The Buddha told this story as something that took place in one of his previous incarnations. At that time, he was a simple man with a wife and three daughters. He was always kind to people and was dearly loved by his family. Unfortunately, he died before he could marry his daughters so he felt very sad. When he entered into the soul’s world, he observed what was happening on earth, and saw that his family was almost poverty-stricken.

So he returned to his family as a beautiful golden swan and said to his wife, “I have come to you in this form. Once a month I shall come and leave one of my gold feathers for you to sell. In this way you will easily be able to meet with all your expenses.”

So every month he used to come and leave a golden feather.

The wife was very happy, and the daughters also were so delighted when they saw their father. The swan used to stay for a few minutes and then leave.
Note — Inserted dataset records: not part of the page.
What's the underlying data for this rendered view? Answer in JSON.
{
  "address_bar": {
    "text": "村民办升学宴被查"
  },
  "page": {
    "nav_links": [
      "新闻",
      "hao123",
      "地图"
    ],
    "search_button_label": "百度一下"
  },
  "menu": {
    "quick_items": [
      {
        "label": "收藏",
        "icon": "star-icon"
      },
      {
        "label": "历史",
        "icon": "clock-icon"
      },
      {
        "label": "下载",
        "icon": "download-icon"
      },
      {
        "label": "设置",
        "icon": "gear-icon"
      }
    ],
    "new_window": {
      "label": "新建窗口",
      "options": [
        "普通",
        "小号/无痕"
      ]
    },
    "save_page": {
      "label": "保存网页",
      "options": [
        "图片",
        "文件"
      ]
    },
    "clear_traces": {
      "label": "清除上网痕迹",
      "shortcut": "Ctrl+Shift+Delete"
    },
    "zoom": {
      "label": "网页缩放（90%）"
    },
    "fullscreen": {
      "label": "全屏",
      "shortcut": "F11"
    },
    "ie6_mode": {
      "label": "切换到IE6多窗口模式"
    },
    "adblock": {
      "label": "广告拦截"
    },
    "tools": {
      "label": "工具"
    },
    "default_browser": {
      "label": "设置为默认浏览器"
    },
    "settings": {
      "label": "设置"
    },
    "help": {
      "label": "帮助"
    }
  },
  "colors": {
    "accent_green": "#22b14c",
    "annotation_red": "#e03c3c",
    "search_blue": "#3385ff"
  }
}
One day an idea entered into the wife’s mind: “My husband may not come regularly, or he may change his mind and stop coming, or he may grow old and die. The best thing is for me to catch him and strangle him the next time he comes, so that I can take away all his feathers.”

The daughters were simply shocked: “How can you do this kind of thing, Mother?”

The wife said, “All right, I won’t strangle him. But I will take away all his feathers. If he cannot fly anymore, no harm. You will take care of your father.”

The daughters pleaded with their mother, “Please, we love our father so deeply. He is so kind to us. He could have stayed in the soul’s world, but he comes in the form of a swan to help. Look at his love for us.”

But the mother would not listen. The next time the bird came, she caught hold of him by the neck and took away all his feathers, one by one.

It was most painful to the swan and he cried and screamed most pitifully: “What are you doing? I have been so kind to you.”

When she was finished, the bird was suffering like anything and it could not fly anymore. Then all of a sudden all the golden feathers turned into ordinary white feathers: they no longer were made of gold.

The greedy wife felt miserable and the daughters were smitten with grief. But what could the daughters do? Their mother was so cruel. Then the mother went inside her room and opened a box where she had been keeping the gold feathers that she had accumulated but had not yet sold. She knew that she still had many gold feathers, enough to meet her family’s expenses for at least six months. But as soon as she opened the box, she found that these feathers, too, had turned into ordinary white feathers; they were no longer gold.

The three daughters, with great love and affection, each day fed the poor swan and showed him tremendous concern. The mother was now helpless; she hated her fate. “This is what happened because of my greed,” she said to herself.

The daughters said to her, “This is what you have done! Even if our father had not come for six months or one year, we could have lived comfortably on the golden feathers that you had saved in your box. Now father does not have golden feathers anymore.”

The father said, “This is your fate, my fate.”

Slowly and steadily the feathers of the swan grew back again, but this time they were pure white, so the wife did not bother to take them from the bird. Finally the bird was able to fly away. The children were very happy that the bird was released. Now their father would be happy. They said, “He will be able to do everything in his own way.”

The mother felt miserable, not because the bird had gone away, but because of her stupidity. She was not going to get any more golden feathers and once again she was poor.